For her teaching she was awarded the UNC Office of the Provost Engaged Scholarship Award in Engaged Teaching in 2020, and the 2021 UNC Johnston Teaching Excellence Award.
Selected Publications:
Hope Bastian and Maya J. Berry. “Moral Panics, Viral Subjects: Black Women’s Bodies on the line during Cuba’s 2020 Pandemic Lockdowns,” Journal of Latin American and Caribbean Anthropology 27(1-2) (July 2022):16-36.
“In Mourning: Sociocultural Anthropology in 2020.” (Year in Review) American Anthropologist. Volume 123(4) (December 2021):931-947.

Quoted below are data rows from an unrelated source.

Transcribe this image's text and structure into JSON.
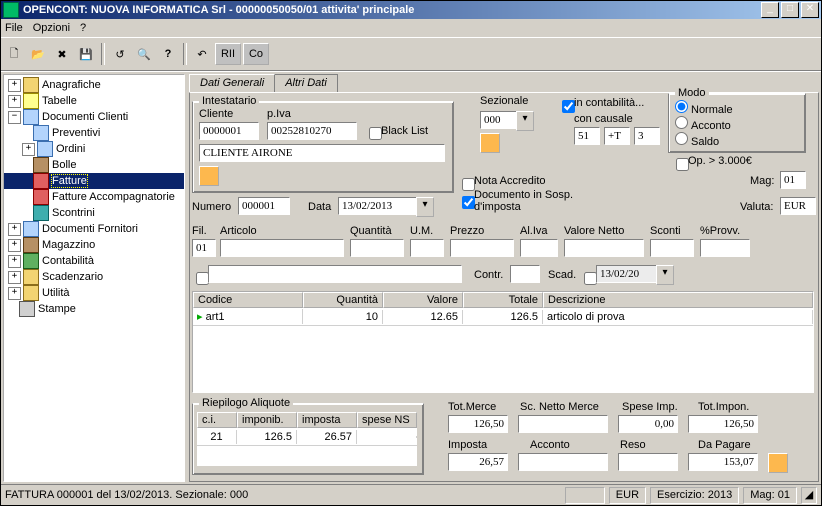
{
  "title": "OPENCONT: NUOVA INFORMATICA Srl - 00000050050/01 attivita' principale",
  "menu": {
    "file": "File",
    "opzioni": "Opzioni",
    "help": "?"
  },
  "toolbar": [
    "new",
    "open",
    "delete",
    "save",
    "refresh",
    "search",
    "help",
    "undo",
    "rec",
    "co"
  ],
  "tree": {
    "anagrafiche": "Anagrafiche",
    "tabelle": "Tabelle",
    "documenti_clienti": "Documenti Clienti",
    "preventivi": "Preventivi",
    "ordini": "Ordini",
    "bolle": "Bolle",
    "fatture": "Fatture",
    "fatture_accomp": "Fatture Accompagnatorie",
    "scontrini": "Scontrini",
    "documenti_fornitori": "Documenti Fornitori",
    "magazzino": "Magazzino",
    "contabilita": "Contabilità",
    "scadenzario": "Scadenzario",
    "utilita": "Utilità",
    "stampe": "Stampe"
  },
  "tabs": {
    "dati_generali": "Dati Generali",
    "altri_dati": "Altri Dati"
  },
  "intestatario": {
    "legend": "Intestatario",
    "cliente_label": "Cliente",
    "piva_label": "p.Iva",
    "cliente": "0000001",
    "piva": "00252810270",
    "blacklist": "Black List",
    "nome": "CLIENTE AIRONE"
  },
  "doc": {
    "numero_label": "Numero",
    "numero": "000001",
    "data_label": "Data",
    "data": "13/02/2013"
  },
  "sezionale": {
    "label": "Sezionale",
    "value": "000"
  },
  "flags": {
    "in_contabilita": "in contabilità...",
    "con_causale": "con causale",
    "con_causale_val": [
      "51",
      "+T",
      "3"
    ],
    "nota_accredito": "Nota Accredito",
    "doc_sosp": "Documento in Sosp. d'imposta"
  },
  "modo": {
    "legend": "Modo",
    "normale": "Normale",
    "acconto": "Acconto",
    "saldo": "Saldo",
    "op3000": "Op. > 3.000€"
  },
  "mag": {
    "label": "Mag:",
    "value": "01"
  },
  "valuta": {
    "label": "Valuta:",
    "value": "EUR"
  },
  "linehdr": {
    "fil": "Fil.",
    "articolo": "Articolo",
    "quantita": "Quantità",
    "um": "U.M.",
    "prezzo": "Prezzo",
    "aliva": "Al.Iva",
    "valore_netto": "Valore Netto",
    "sconti": "Sconti",
    "provv": "%Provv."
  },
  "linevals": {
    "fil": "01",
    "articolo": "",
    "quantita": "",
    "um": "",
    "prezzo": "",
    "aliva": "",
    "valore_netto": "",
    "sconti": "",
    "provv": ""
  },
  "line2": {
    "contr": "Contr.",
    "scad": "Scad.",
    "scad_val": "13/02/20"
  },
  "grid": {
    "headers": {
      "codice": "Codice",
      "quantita": "Quantità",
      "valore": "Valore",
      "totale": "Totale",
      "descrizione": "Descrizione"
    },
    "rows": [
      {
        "codice": "art1",
        "quantita": "10",
        "valore": "12.65",
        "totale": "126.5",
        "descrizione": "articolo di prova"
      }
    ]
  },
  "aliquote": {
    "legend": "Riepilogo Aliquote",
    "headers": {
      "ci": "c.i.",
      "imponib": "imponib.",
      "imposta": "imposta",
      "spese": "spese NS"
    },
    "rows": [
      {
        "ci": "21",
        "imponib": "126.5",
        "imposta": "26.57",
        "spese": ""
      }
    ]
  },
  "totali": {
    "tot_merce_label": "Tot.Merce",
    "tot_merce": "126,50",
    "sc_netto_label": "Sc. Netto Merce",
    "sc_netto": "",
    "spese_imp_label": "Spese Imp.",
    "spese_imp": "0,00",
    "tot_impon_label": "Tot.Impon.",
    "tot_impon": "126,50",
    "imposta_label": "Imposta",
    "imposta": "26,57",
    "acconto_label": "Acconto",
    "acconto": "",
    "reso_label": "Reso",
    "reso": "",
    "da_pagare_label": "Da Pagare",
    "da_pagare": "153,07"
  },
  "status": {
    "main": "FATTURA 000001 del 13/02/2013. Sezionale: 000",
    "eur": "EUR",
    "esercizio": "Esercizio: 2013",
    "mag": "Mag: 01"
  }
}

“Black Feminist Rumba Pedagogies.” Dance Research Journal. 43(2) (October 2021):27-48.
“La movilización del tema afrodescendiente en la Habana, 2012-2014: un estudio de las posibilidades del performance,” Cuban Studies Journal 48 (June 2019): 276-302.
Maya J. Berry, Claudia Chávez Argüelles, Shanya Cordis, Sarah Ihmoud, and Elizabeth Velásquez Estrada “Towards a Fugitive Anthropology: Gender, Race, and Violence in the Field”, Cultural Anthropology Journal 32(4) (November 2017): 537-565.
“‘Salvándose’ in contemporary Havana: rumba’s paradox for black identity politics”, The Black Diaspora Review. Volume 5, Number 2 (Spring, 2016): 24-54.
“From Ritual to Repertory: Dancing to the Time of the Nation”, The Afro-Hispanic Review. Volume 29, Number 1 (Spring 2010): 55-76.